Dehydration is one of the most commonest general systemic state, encountered in majority of the diosders /diseases and Fluid therapy is the most imporntant therapeutic strategy, not only in day to day veterinary practice, but also as a cornerstone in emergency and critical care medicine practice.

Body Fluid Distribution

• The total body water ranges from 55-70% of the lean body weight. In the average adult dog the total body water is about 60%. Thus in a 15 Kg dog the total body water will equal about 9 liters.  
• Total body water is distributed into 2 main compartments:
  • The intracellular fluid space, and
  • The extracellular fluid space.
• About 66% of the total body water resides in the intracellular fluid space and 33% in the extracellular fluid space.  
• The extracellular fluid space is further subdivided into two fluid containing compartments:
  • The interstitial space (containing 75% of the extracellular fluid space water) and
  • The intravascular space (containing 25% of the extracellular fluid space water).
• When water is added to one compartment, it distributes evenly across the total body water and the amount of volume added to any given compartment, is proportional to its fractional representation of the total body water. Thus, if one liter of free water is placed in the intravascular space, there will be a minimal increase in the intravascular volume after equilibrium takes place. In fact, approximately 30 minutes after rapid volume infusion of free water, only 1/10th of the volume infused remains in the intravascular space. 

FLUID MOVEMENT

• A. Into and out of cells. Determined by concentration gradient in freely diffusible substances (ie: urea)
  • Tonicity dictates water movement in “nonpermeable” substances. (ie: Na/K, proteins)
• B. Between vascular and interstitial spaces
• C. Governed by starling forces
• D. Influenced by integrity of capillary endothelium (inflammation causes increased vascular permeability).
• E. Forces favoring fluid into vessel (reabsorbtion)
  • Tissue hydrostatic pressure
  • Plasma oncotic pressure
• F. Forces favoring fluid out of vessel (filtration)
  • Vascular hydrostatic pressure
  • Tissue oncotic pressure
• G. Net: Filtration at arteriolar end of capillary, reabsorption at venule end (also some fluid goes into lymphatic system).

DETERMINING THE PERCENTAGE OF DEHYDRATION

• The percentage of dehydration can be subjectively estimated based on the presence and degree of loss of body weight, mucous membrane dryness, decreased skin turgor, sunken eyes, and altered mentation. These parameters are largely subjective because they can also be affected by decreased body fat and increased age.
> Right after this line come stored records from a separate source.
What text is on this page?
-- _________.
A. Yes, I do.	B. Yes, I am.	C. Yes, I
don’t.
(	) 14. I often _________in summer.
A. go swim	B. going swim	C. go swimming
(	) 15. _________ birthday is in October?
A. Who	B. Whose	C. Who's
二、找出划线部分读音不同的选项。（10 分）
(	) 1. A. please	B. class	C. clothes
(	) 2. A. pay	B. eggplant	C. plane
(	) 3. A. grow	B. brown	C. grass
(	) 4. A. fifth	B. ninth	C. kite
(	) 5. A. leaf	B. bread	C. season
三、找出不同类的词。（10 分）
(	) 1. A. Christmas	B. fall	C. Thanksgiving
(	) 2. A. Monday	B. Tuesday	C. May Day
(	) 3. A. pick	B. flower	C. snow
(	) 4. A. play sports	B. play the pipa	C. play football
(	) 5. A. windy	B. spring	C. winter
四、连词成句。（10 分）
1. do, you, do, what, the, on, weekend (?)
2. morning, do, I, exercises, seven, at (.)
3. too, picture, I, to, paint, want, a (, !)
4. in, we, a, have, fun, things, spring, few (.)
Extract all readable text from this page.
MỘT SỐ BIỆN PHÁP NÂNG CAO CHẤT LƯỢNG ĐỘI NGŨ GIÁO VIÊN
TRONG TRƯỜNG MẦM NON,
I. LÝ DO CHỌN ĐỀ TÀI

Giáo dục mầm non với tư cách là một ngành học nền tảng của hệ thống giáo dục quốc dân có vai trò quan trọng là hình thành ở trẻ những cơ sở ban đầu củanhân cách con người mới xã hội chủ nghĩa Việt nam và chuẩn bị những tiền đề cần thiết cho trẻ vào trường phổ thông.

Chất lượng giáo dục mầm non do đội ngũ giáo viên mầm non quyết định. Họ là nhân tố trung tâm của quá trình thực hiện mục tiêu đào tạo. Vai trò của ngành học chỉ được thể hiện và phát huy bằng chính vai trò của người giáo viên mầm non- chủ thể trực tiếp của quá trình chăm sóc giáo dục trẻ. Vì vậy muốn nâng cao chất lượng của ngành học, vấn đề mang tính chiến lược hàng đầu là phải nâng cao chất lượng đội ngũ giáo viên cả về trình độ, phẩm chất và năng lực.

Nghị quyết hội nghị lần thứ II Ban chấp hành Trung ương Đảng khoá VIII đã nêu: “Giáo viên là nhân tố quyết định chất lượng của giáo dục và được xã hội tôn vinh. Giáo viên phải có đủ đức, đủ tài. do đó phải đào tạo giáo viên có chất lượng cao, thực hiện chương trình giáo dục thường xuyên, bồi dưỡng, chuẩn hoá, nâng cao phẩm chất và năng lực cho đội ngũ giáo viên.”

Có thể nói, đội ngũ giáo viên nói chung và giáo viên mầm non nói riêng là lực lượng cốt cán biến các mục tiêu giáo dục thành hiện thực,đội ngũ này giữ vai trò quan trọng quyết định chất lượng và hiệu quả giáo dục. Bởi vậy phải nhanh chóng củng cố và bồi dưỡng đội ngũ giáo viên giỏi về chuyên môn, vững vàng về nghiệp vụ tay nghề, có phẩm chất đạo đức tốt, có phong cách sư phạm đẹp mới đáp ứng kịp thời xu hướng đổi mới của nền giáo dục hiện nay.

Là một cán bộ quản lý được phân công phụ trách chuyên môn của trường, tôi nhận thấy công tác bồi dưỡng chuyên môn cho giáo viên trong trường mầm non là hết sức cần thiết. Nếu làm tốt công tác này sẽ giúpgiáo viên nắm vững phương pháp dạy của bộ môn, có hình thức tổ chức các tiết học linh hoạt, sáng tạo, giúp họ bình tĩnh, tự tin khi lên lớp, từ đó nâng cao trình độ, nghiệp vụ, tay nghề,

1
• The more severe stages of dehydration are also accompanied by signs of hypovolemic shock. Other factors, including hemorrhage and third spacing of body fluids, can also result in a decrease in intravascular circulating volume, resulting in signs of hypovolemia.
• Severe hypovolemia resulting in more than a 15% depletion of effective circulating volume leads to a transcompartmental fluid shift from the interstitial to the intravascular compartments, which occurs within one hour of fluid loss.6 When fluid loss is so severe that intravascular fluid volume is affected, hypovolemia can result in tachycardia, prolonged capillary refill time, decreased urine output, and hypotension.  
• The vascular space is sensitive to changes in the amount of circulating volume. During states of normovolemia, baroreceptors in the carotid body and aortic arch sense vascular wall tension and send pulsatile continuous feedback via vagal afferent stimuli to decrease heart rate.
• In the early stages of hypovolemic shock, the baroreceptors sense a decrease in vascular wall stretch or tension and blunt the tonic vagal stimulation. This allows sympathetic tone to increase heart rate and contractility in an attempt to normalize cardiac output.
• Later, decreased blood flow and sodium delivery to receptors in the juxtaglomerular apparatus activate the renin-angiotensin-aldosterone axis, stimulating sodium and fluid retention to replenish intravascular fluid volume.